A narrative synthesis in line with Cochrane guidelines was performed on the 15 studies which met the aims and eligibility criteria of this systematic review50,51. This involved an initial synthesis of data relating to the utility of SD assessment tools, followed by the extraction of relevant findings (Table 1) mentioned above. Findings relevant to the research aims were systematically discussed and both the quality and potential bias in included studies were critically appraised.

A meta-analysis was performed on all included studies with an SSD group and at least one other comparison group. Given the varied comparison groups for different included studies, we anticipated considerable heterogeneity. Meta-analysis was performed using the Comprehensive Meta-analysis Professional statistical software package version 3.0.

For descriptive analysis, all results were reported via a random-effects model52. The random-effects model was favoured for the anticipated heterogeneity in methodologies of different included studies in this field of research.

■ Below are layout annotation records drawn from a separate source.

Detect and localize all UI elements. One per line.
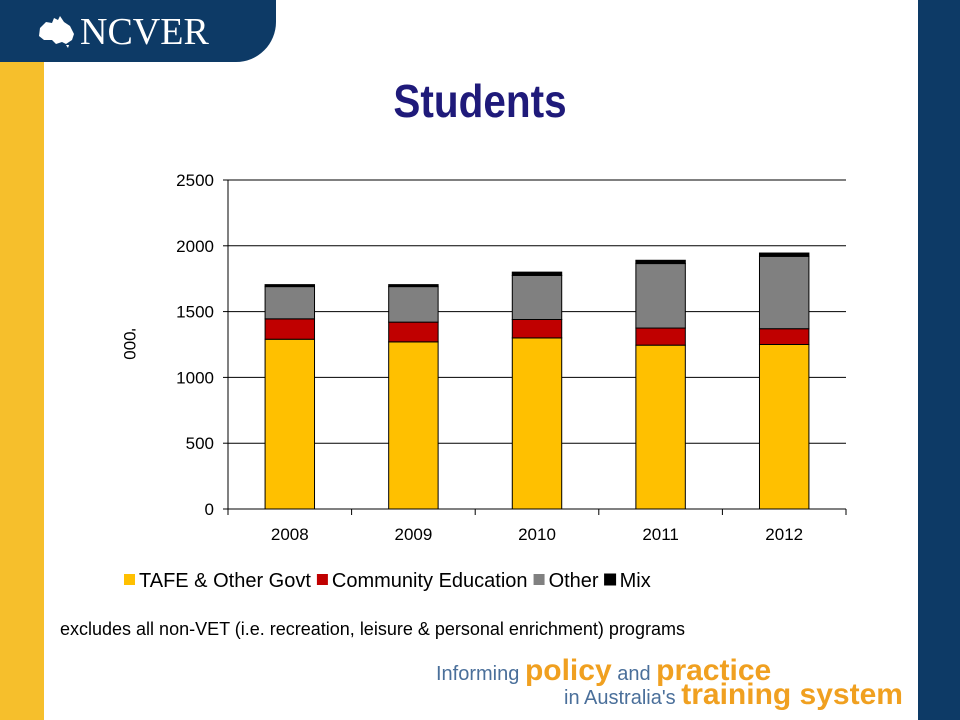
y-tick-label: 0 — [205, 500, 214, 519]
legend-label: Other — [549, 570, 599, 592]
bar-2008-community-education — [264, 318, 316, 340]
bar-2010-other — [511, 274, 563, 320]
chart-bars — [264, 252, 810, 510]
bar-2011-tafe-other-govt — [635, 344, 686, 510]
bar-2008-tafe-other-govt — [264, 338, 316, 510]
y-tick-labels: 0 500 1000 1500 2000 2500 — [176, 171, 214, 519]
tagline-line-1: Informing policy and practice — [436, 654, 771, 688]
legend-swatch-other — [533, 574, 545, 585]
bar-2009-community-education — [388, 321, 439, 343]
left-accent-stripe — [0, 0, 44, 720]
legend-swatch-tafe-other-govt — [124, 574, 135, 585]
bar-2009-tafe-other-govt — [388, 341, 439, 510]
bar-2012-other — [758, 255, 810, 330]
bar-2011-community-education — [635, 327, 686, 346]
chart-legend: TAFE & Other Govt Community Education Othe… — [124, 570, 651, 592]
legend-label: TAFE & Other Govt — [139, 570, 311, 592]
tagline-informing: Informing — [436, 663, 525, 685]
y-tick-label: 2000 — [176, 237, 214, 256]
bar-2012-mix — [758, 252, 810, 257]
bar-2008-mix — [264, 284, 316, 288]
logo-text: NCVER — [80, 11, 209, 53]
y-tick-label: 2500 — [176, 171, 214, 190]
y-tick-label: 500 — [186, 434, 214, 453]
x-tick-label: 2011 — [642, 525, 679, 544]
bar-2012-tafe-other-govt — [758, 344, 810, 510]
bar-2008-other — [264, 286, 316, 320]
y-tick-label: 1500 — [176, 303, 214, 322]
chart-axes — [227, 180, 847, 515]
legend-swatch-mix — [604, 573, 617, 586]
tagline-line-2: in Australia's training system — [564, 678, 903, 712]
tagline-policy: policy — [524, 654, 612, 687]
right-stripe-gap — [912, 0, 918, 720]
ncver-logo: NCVER — [0, 0, 276, 62]
bar-2011-other — [635, 263, 686, 329]
legend-swatch-community-education — [316, 574, 328, 585]
tagline: Informing policy and practice in Austral… — [436, 652, 916, 712]
x-tick-labels: 2008 2009 2010 2011 2012 — [271, 525, 803, 544]
x-tick-label: 2009 — [394, 525, 432, 544]
tagline-in-australias: in Australia's — [564, 687, 682, 709]
y-tick-label: 1000 — [176, 368, 214, 387]
y-axis-label: '000 — [120, 328, 139, 360]
tagline-and: and — [611, 663, 657, 685]
bar-2011-mix — [635, 259, 686, 265]
bar-2009-other — [388, 286, 439, 323]
bar-2010-community-education — [511, 318, 563, 339]
footnote: excludes all non-VET (i.e. recreation, l… — [60, 619, 685, 639]
tagline-practice: practice — [656, 654, 772, 687]
x-tick-label: 2008 — [271, 525, 309, 544]
legend-label: Community Education — [332, 570, 528, 592]
bar-2012-community-education — [758, 328, 810, 346]
bar-2010-mix — [511, 271, 563, 276]
legend-label: Mix — [620, 570, 651, 592]
bar-2009-mix — [388, 284, 439, 288]
australia-map-icon — [39, 16, 74, 48]
tagline-training-system: training system — [681, 678, 903, 711]
right-accent-stripe — [918, 0, 960, 720]
x-tick-label: 2012 — [765, 525, 803, 544]
slide-title: Students — [393, 75, 567, 127]
bar-2010-tafe-other-govt — [511, 337, 563, 510]
x-tick-label: 2010 — [518, 525, 556, 544]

The random-effects model’s aim of facilitating inferences about population level effects also aligned with this systematic review’s research aims52,53. Effect sizes were calculated for standardised differences (Hedge’s g with 95% confidence intervals) in mean total SD scores and the odds ratios of having an SD.

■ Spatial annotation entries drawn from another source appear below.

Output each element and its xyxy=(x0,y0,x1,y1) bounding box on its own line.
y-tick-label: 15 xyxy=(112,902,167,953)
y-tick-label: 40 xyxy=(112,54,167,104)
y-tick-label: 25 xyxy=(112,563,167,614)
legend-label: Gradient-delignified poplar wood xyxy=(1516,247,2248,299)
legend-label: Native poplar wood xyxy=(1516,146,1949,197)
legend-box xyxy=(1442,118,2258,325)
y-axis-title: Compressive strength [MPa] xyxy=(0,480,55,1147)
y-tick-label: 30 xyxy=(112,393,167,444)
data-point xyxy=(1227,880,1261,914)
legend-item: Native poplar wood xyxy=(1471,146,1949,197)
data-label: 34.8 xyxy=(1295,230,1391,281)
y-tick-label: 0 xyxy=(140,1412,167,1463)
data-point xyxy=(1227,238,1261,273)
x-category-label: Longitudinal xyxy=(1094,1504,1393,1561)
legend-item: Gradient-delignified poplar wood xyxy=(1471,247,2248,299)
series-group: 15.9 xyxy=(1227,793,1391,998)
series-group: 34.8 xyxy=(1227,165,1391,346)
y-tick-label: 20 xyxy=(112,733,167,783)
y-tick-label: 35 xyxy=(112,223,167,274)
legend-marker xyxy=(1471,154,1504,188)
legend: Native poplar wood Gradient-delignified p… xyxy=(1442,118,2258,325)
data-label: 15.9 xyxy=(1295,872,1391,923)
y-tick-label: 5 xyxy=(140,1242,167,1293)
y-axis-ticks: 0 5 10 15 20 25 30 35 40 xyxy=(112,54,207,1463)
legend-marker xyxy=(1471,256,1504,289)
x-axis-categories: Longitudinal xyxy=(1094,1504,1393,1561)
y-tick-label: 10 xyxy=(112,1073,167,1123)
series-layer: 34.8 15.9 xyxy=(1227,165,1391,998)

Using Comprehensive Meta-Analysis, heterogeneity was quantified and assessed with Cochran’s Q and I2 statistics54. Regarding I2, heterogeneity was graded as follows: low heterogeneity (0–25%), moderate heterogeneity (25–50%), high heterogeneity (50–75%), and very high heterogeneity (75–100%)55,56. Sensitivity analyses were performed on some models with very high heterogeneity. Potential outliers were identified as studies with point estimates over 2 standard deviations and p < 0.05. Each potential outlier was removed individually, and the model recalculated to determine their individual impact on the effect size and heterogeneity. Finally, all outliers were removed, and the model recalculated.

Due to the significant differences between assessment with the EASE and BSABS, subgroup analysis was performed on the type of SD assessment tool used. Assessment with the EASE does not enable the generation of odds ratios because there is no quantitative cut-off score for the presence/absence of SDs. Therefore, odds ratios for the presence/absence of SDs were only performed on studies using the BSABS. A further subgroup analysis was performed on EASE studies based off the type of scoring reported (dichotomous or continuous scores).

Some included studies used the same sample of participants as other included studies or were follow-ups of other included studies. For this reason, a three-level random-effects meta-analysis with nested (dependent) effect sizes in R using the metaSEM package was performed57. For the purpose of this analysis, relevant studies using the BSABS and EASE were mixed together. This was done given the highly dependent nature of the effect sizes. Odds ratios, such as in the Parnas et al. studies5,35, were log-transformed to approximate a normal distribution like Hedge’s g. Also, only one set of effect sizes (usually SSD/HC) were selected for each comparison.

Finally, to assess potential publication bias, a funnel plot was produced encompassing all studies included in the current meta-analysis (see Supplementary Materials)58.